Restaurant information
- Established: 1998
- Closed: August 2024
- Owner: Julian Serrano
- Head chef: Julian Serrano
- Food type: French cuisine influenced by Spanish molecular gastronomy
- Dress code: Jacket requested
- Location: 3600 Las Vegas Boulevard South (Bellagio), Paradise, Nevada, 89109, United States
- Website: www.bellagio.com/restaurants/picasso.aspx

= Picasso (restaurant) =

Picasso was a restaurant run by chef Julian Serrano in Las Vegas, Nevada, United States. The name is derived from the artist Pablo Picasso and features the artist's paintings throughout the restaurant. The cuisine of Picasso was French with a Spanish influence, and the restaurant was known for its reinvention and interpretation of these cuisines. The restaurant held the Forbes Five-Star Award, the AAA Five-Diamond Award, a 28/30 rating from the Zagat guide, the Wine Spectator Grand Award since 2001, and was considered to be one of the finest restaurants in the United States.

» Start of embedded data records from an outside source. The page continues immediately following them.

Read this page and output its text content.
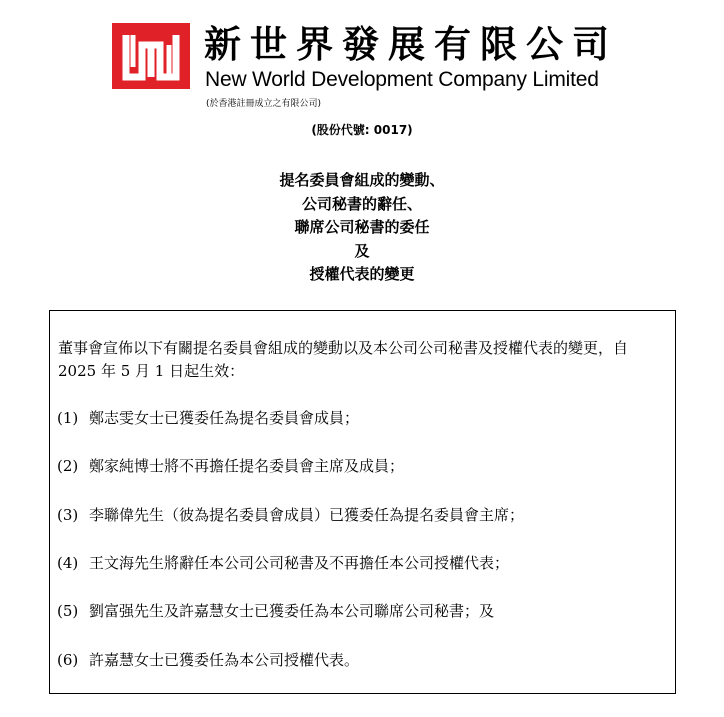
新世界發展有限公司
New World Development Company Limited
(於香港註冊成立之有限公司)
(股份代號: 0017)
提名委員會組成的變動、
公司秘書的辭任、
聯席公司秘書的委任
及
授權代表的變更
董事會宣佈以下有關提名委員會組成的變動以及本公司公司秘書及授權代表的變更，自 2025 年 5 月 1 日起生效：
(1) 鄭志雯女士已獲委任為提名委員會成員；
(2) 鄭家純博士將不再擔任提名委員會主席及成員；
(3) 李聯偉先生（彼為提名委員會成員）已獲委任為提名委員會主席；
(4) 王文海先生將辭任本公司公司秘書及不再擔任本公司授權代表；
(5) 劉富强先生及許嘉慧女士已獲委任為本公司聯席公司秘書；及
(6) 許嘉慧女士已獲委任為本公司授權代表。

On May 15, 2024, Bellagio announced that Picasso would close in August 2024. It was replaced by Carbone Riviera.

==Awards and accolades==
- 1998-2017: AAA Five-Diamond Award (Note: "Bellagio won the AAA Five Diamond Award for its Picasso restaurant as well as for its hotel ...")
- 2002: Best Chef: Southwest, Winner, James Beard Foundation Award
- 2008, 2009: Michelin Two Stars
- 2013: Outstanding Wine Service, Finalist, James Beard Foundation Award

==In popular culture==
- Picasso was a filming location for the 2001 film Ocean's Eleven.